I have more, but this all started when I updated to 158. When I went to update to 159, it refused… as in I clicked the update button in the WebGUI and it didn’t do the normal command output. It just sat for a minute and came back with a 403 error. then I had to reload and login again.
They are all running 159 right now, although some need to be rebooted as our policy is to reboot firewalls in person in case there is a boot failure that cannot be corrected remotely.
I would add the /opt/pakfire/tmp folder should be mapped to volatile (tmpfs) storage if possible (cleared on reboot) or to /var/pakfire/tmp to keep it out of the root volume on a failure as /var is for “variable” data. That’s ~100+ MB too.
That is true only, if your system disk is big enough.
My system doesn’t have an extra /var partition.
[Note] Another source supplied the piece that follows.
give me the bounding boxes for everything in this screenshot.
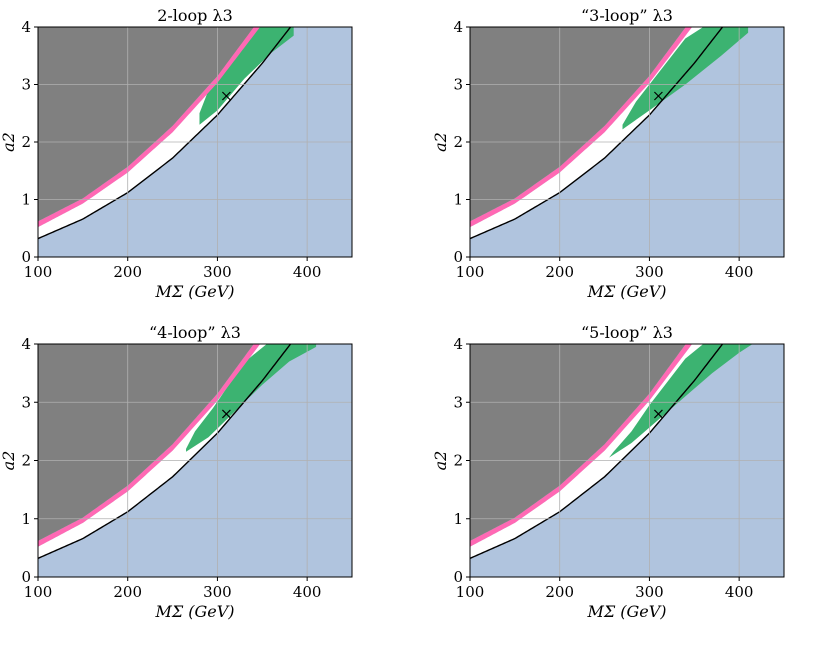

The current IPFire system is running on small systems, too.
Wiki states in wiki.ipfire.org - System Requirements
Mass storage
Mass storages devices typically have a lot of capacity. They could serve as media for backups or mass data storage with low access times. In IPFire different types of mass storage can be used;
Drives
Although the base system of IPFire requires only a couple of hundreds of megabytes for program data, the least amount of storage is 2GB. The developers recommend at least 4GB for log files and add-on packages.
IPFire supports drives of 3 TB and larger with IDE, SATA and SCSI. Most hardware RAID controllers are supported, too.